Hello i am new to the arduino world and i have one question.
For my project i need to use 3 servos that will move one after another (the first will move from 0 decrees to 180 and back, then the second servo etc), the first two will move with no load but the third will lift about 300 gramms. So the question is:

Should i use just the 5V supply of arduino, use 5V supply with arduino with capacitor (or transistor), or should i use an external power supply, like butteries or a transformer (220VAC to 5VDC)?

Also i plan to use a breadboard is it ok with that?

Any advice will be very helpfull .

Thanks

If you don't have a separate power supply, you generally need a separate voltage regulator, or at least the Arduino & low power electronics should have it's own regulator.

The Arduino's voltage on-board regulator can't supply much "extra" current, and unless the servos are very-very small, they will probably draw too much current.

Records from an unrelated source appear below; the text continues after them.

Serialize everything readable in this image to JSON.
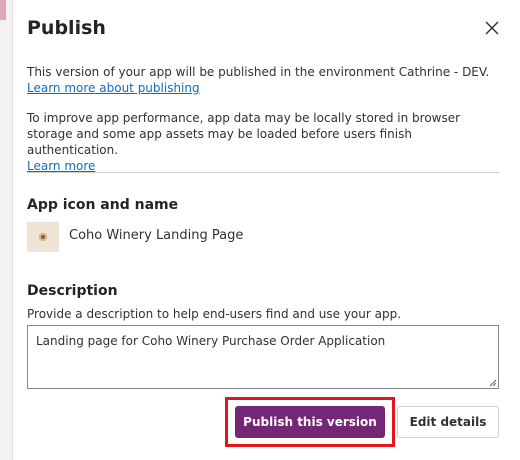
{
  "dialog": {
    "title": "Publish",
    "close_icon": "close-icon"
  },
  "environment_notice": {
    "text": "This version of your app will be published in the environment Cathrine - DEV.",
    "link": "Learn more about publishing"
  },
  "performance_notice": {
    "text": "To improve app performance, app data may be locally stored in browser storage and some app assets may be loaded before users finish authentication.",
    "link": "Learn more"
  },
  "app_identity": {
    "label": "App icon and name",
    "icon": "app-icon",
    "name": "Coho Winery Landing Page"
  },
  "description": {
    "label": "Description",
    "help_text": "Provide a description to help end-users find and use your app.",
    "value": "Landing page for Coho Winery Purchase Order Application"
  },
  "actions": {
    "publish_label": "Publish this version",
    "edit_label": "Edit details"
  },
  "colors": {
    "primary": "#742774",
    "link": "#0f6cbd",
    "highlight": "#e8141c"
  }
}
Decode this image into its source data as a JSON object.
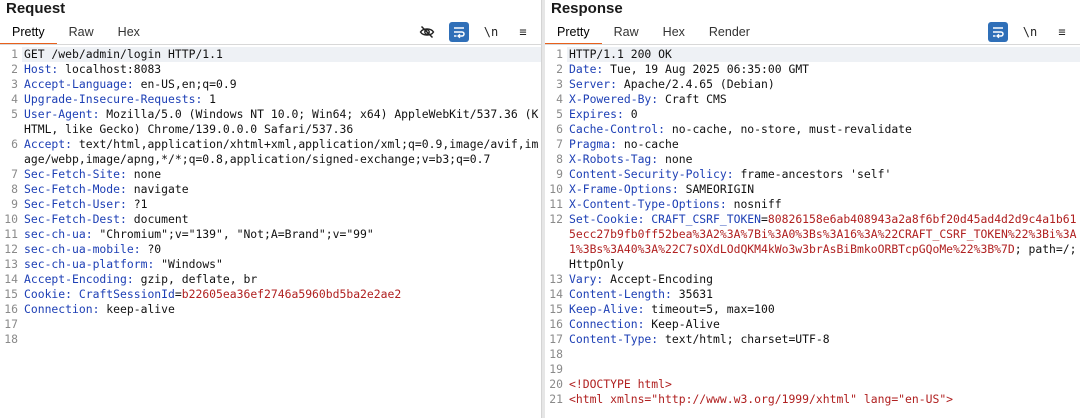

Motors also tend to make noise on the power supply line (which can cause the Arduino to "glitch" or reset) and separate regulators help to isolate the noise.

And, are your servos supposed to run from 5V or 6V?

...I'm not saying a shared power supply and regulator won't work, but the odds of a working circuit are better with separate power supplies/regulators.

Back in the days when I was a child and anything "Made in Japan" was considered inferior, I had a Japanese-made toy airplane that had a place to install "butteries". It still makes me laugh to think about it.

I don't know of any transformer that will take 220VAC to 5VDC. Transformers alone do not operate on DC and do not produce DC. A proper external power supply could do this, however.